Newry Mourne and Down District Council is to investigate how to bring forward improvements to the Quoile River coarse fishery.
A motion brought to the Economic Regeneration and Tourism Committee by Independent Councillor Cadogan Enright on coarse angling was presented to the committee in the absence of Cllr Enright by Cllr Patrick Brown (Alliance).
The motion read: “Recognising the importance to tourism and the local economy, particularly in the Quoile River, and noting the proactive approach taken by other councils to restock fish on behalf of anglers, this council will commit to fund restocking of fish in line with other council areas, carry out a review of fisheries across the District, and work with DAERA and other councils to develop a best practice approach.”
Coarse angling in Ireland is mainly for rudd, roach, bream, hybrids, eels, pike, perch, tench and carp. Game fishing is for salmon, sea trout, and other types of trout eg rainbows, brownies etc.

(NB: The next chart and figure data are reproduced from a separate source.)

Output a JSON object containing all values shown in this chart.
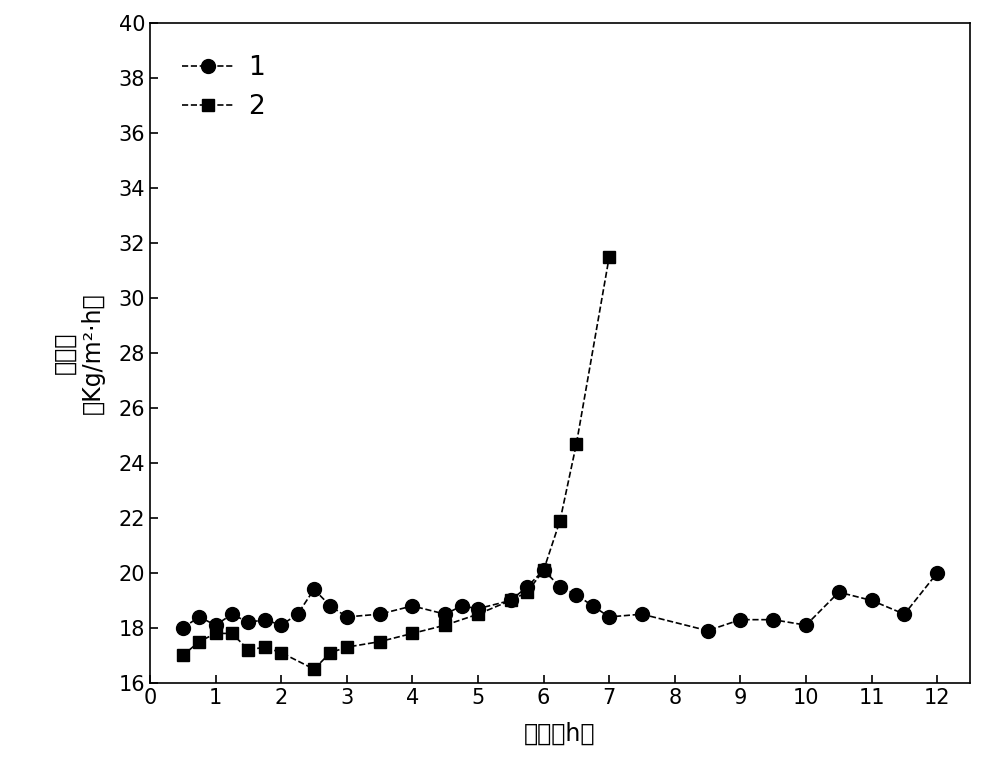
{
  "series1_x": [
    0.5,
    0.75,
    1.0,
    1.25,
    1.5,
    1.75,
    2.0,
    2.25,
    2.5,
    2.75,
    3.0,
    3.5,
    4.0,
    4.5,
    4.75,
    5.0,
    5.5,
    5.75,
    6.0,
    6.25,
    6.5,
    6.75,
    7.0,
    7.5,
    8.5,
    9.0,
    9.5,
    10.0,
    10.5,
    11.0,
    11.5,
    12.0
  ],
  "series1_y": [
    18.0,
    18.4,
    18.1,
    18.5,
    18.2,
    18.3,
    18.1,
    18.5,
    19.4,
    18.8,
    18.4,
    18.5,
    18.8,
    18.5,
    18.8,
    18.7,
    19.0,
    19.5,
    20.1,
    19.5,
    19.2,
    18.8,
    18.4,
    18.5,
    17.9,
    18.3,
    18.3,
    18.1,
    19.3,
    19.0,
    18.5,
    20.0
  ],
  "series2_x": [
    0.5,
    0.75,
    1.0,
    1.25,
    1.5,
    1.75,
    2.0,
    2.5,
    2.75,
    3.0,
    3.5,
    4.0,
    4.5,
    5.0,
    5.5,
    5.75,
    6.0,
    6.25,
    6.5,
    7.0
  ],
  "series2_y": [
    17.0,
    17.5,
    17.8,
    17.8,
    17.2,
    17.3,
    17.1,
    16.5,
    17.1,
    17.3,
    17.5,
    17.8,
    18.1,
    18.5,
    19.0,
    19.3,
    20.1,
    21.9,
    24.7,
    31.5
  ],
  "xlim": [
    0,
    12.5
  ],
  "ylim": [
    16,
    40
  ],
  "xticks": [
    0,
    1,
    2,
    3,
    4,
    5,
    6,
    7,
    8,
    9,
    10,
    11,
    12
  ],
  "yticks": [
    16,
    18,
    20,
    22,
    24,
    26,
    28,
    30,
    32,
    34,
    36,
    38,
    40
  ],
  "xlabel": "时间（h）",
  "ylabel_cn": "膜通量",
  "ylabel_en": "（Kg/m²·h）",
  "legend1": "1",
  "legend2": "2",
  "line_color": "#000000",
  "background_color": "#ffffff",
  "line_style": "--",
  "marker1": "o",
  "marker2": "s",
  "markersize1": 10,
  "markersize2": 9,
  "linewidth": 1.2,
  "label_fontsize": 17,
  "tick_fontsize": 15,
  "legend_fontsize": 19
}
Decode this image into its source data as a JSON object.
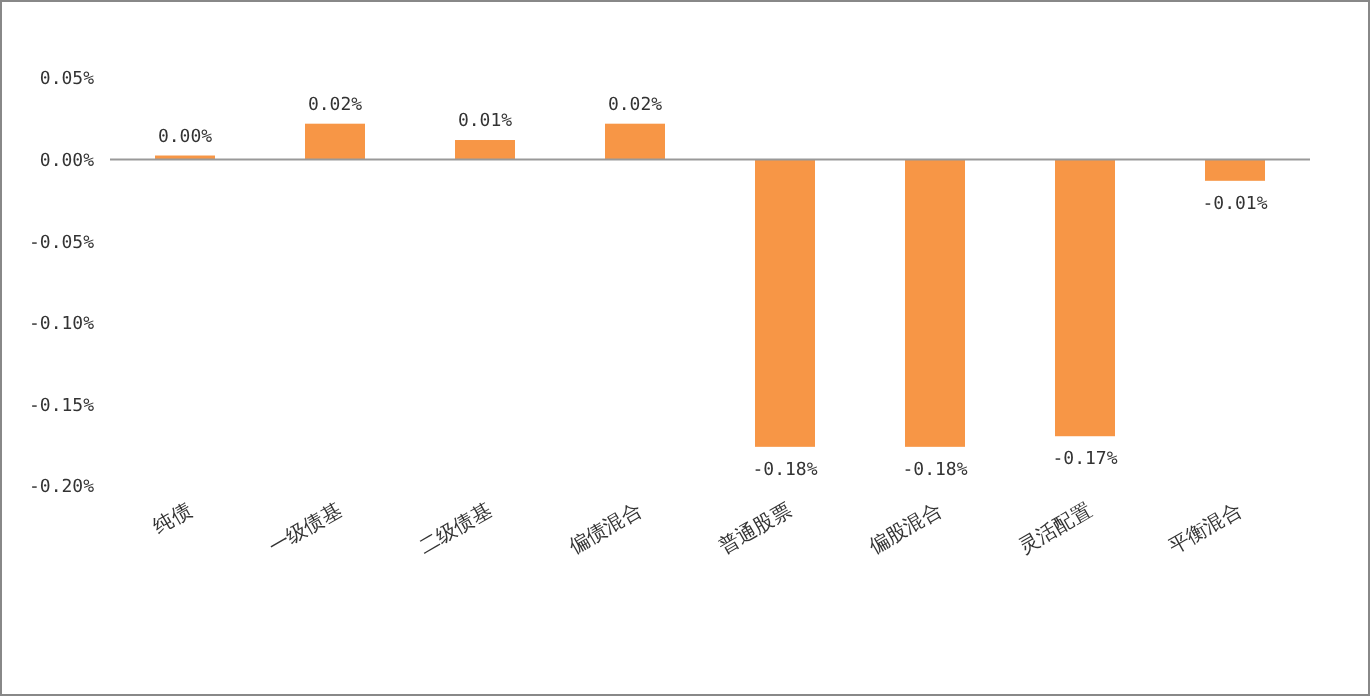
{
  "chart_data": {
    "type": "bar",
    "categories": [
      "纯债",
      "一级债基",
      "二级债基",
      "偏债混合",
      "普通股票",
      "偏股混合",
      "灵活配置",
      "平衡混合"
    ],
    "values": [
      0.0025,
      0.022,
      0.012,
      0.022,
      -0.176,
      -0.176,
      -0.1695,
      -0.013
    ],
    "value_labels": [
      "0.00%",
      "0.02%",
      "0.01%",
      "0.02%",
      "-0.18%",
      "-0.18%",
      "-0.17%",
      "-0.01%"
    ],
    "color": "#f79646",
    "ylim": [
      -0.2,
      0.05
    ],
    "yticks": [
      {
        "value": 0.05,
        "label": "0.05%"
      },
      {
        "value": 0,
        "label": "0.00%"
      },
      {
        "value": -0.05,
        "label": "-0.05%"
      },
      {
        "value": -0.1,
        "label": "-0.10%"
      },
      {
        "value": -0.15,
        "label": "-0.15%"
      },
      {
        "value": -0.2,
        "label": "-0.20%"
      }
    ]
  }
}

Alliance Cllr Patrick Brown explained that the neighbouring council, Ards and North Down Borough Council, has already spent a few thousand pounds on angling development. He added that both Cllr Enright and himself had spoken to anglers on the River Quoile and echoed their support for a river stocking plan.
Cllr Brown said: “The River Quoile was once a top coarse fishery in Ireland and it has been neglected. And other councils have taken the lead.
“We need to bring forward an options paper.”
In the debate, Sinn Féin Councillor Willie Clarke said it was a “worthwhile” idea in trying to improve angling in the district but he said that inland fisheries including angling was “a DAERA responsibility and we need to be cautious going forward. Our council can investigate but not necessarily fund and stock improvements that may take place.
“Sea angling too is another area which could attract tourists and visitors to the district. We need to improve the infrastucture and certainly consider disability in all of this. We should definitely investigate it further.”
There is a viable seasonal tope fishery in Carlingford Lough as part of a sea angling development, it could also be an incentive to attract visitors and anglers to the district.
There is too a possible biodiversity issue involved in the principle of re-stocking. Several years ago, an eminent fish scientist gave a talk in Killyleagh when a local club were improving the environment and by clearing rubbish from the Dibney River and proposing to re-stock it with sea trout.
He explained that this new fish stock would displace the genetic strain of the original sea trout gene pool of the fish in the river and need to consider how to approach this issue recognising best practice. Similarly, biodiveristy could be compromised inadvertently by a rush to restock.
The River Quoile once had a very good rudd fishery, and although this has diminished to some degree, the original gene pool is still there and could be identified, maintained and developed for the purposes of biodiversity.
The solution is to find a way to encourage the rudd to breed eg create reed beds etc. in the upper reaches of the river and this would no doubt also involve the Rivers Agency. But restocking could therefore cause a biodiversity issue and an environmental assessment would be useful.
DAERA has in the past stocked the Quoile River with pike taken from other fisheries but many of these were eaten by seals that found a way into the lower Quoile river. And presumably the rudd population too suffered from this predation.
Also, the coarse fishery of Newry Canal overlaps with remit of the Loughs Agency which covers the Carlingford Lough area and inland rivers and loughs.
Some fisheries could be game (trout) or coarse fisheries. So the scoping paper would therefore have to consider which fisheries to include in its coarse fisheries’ audit in order to embrace completely coarse fishing across the district.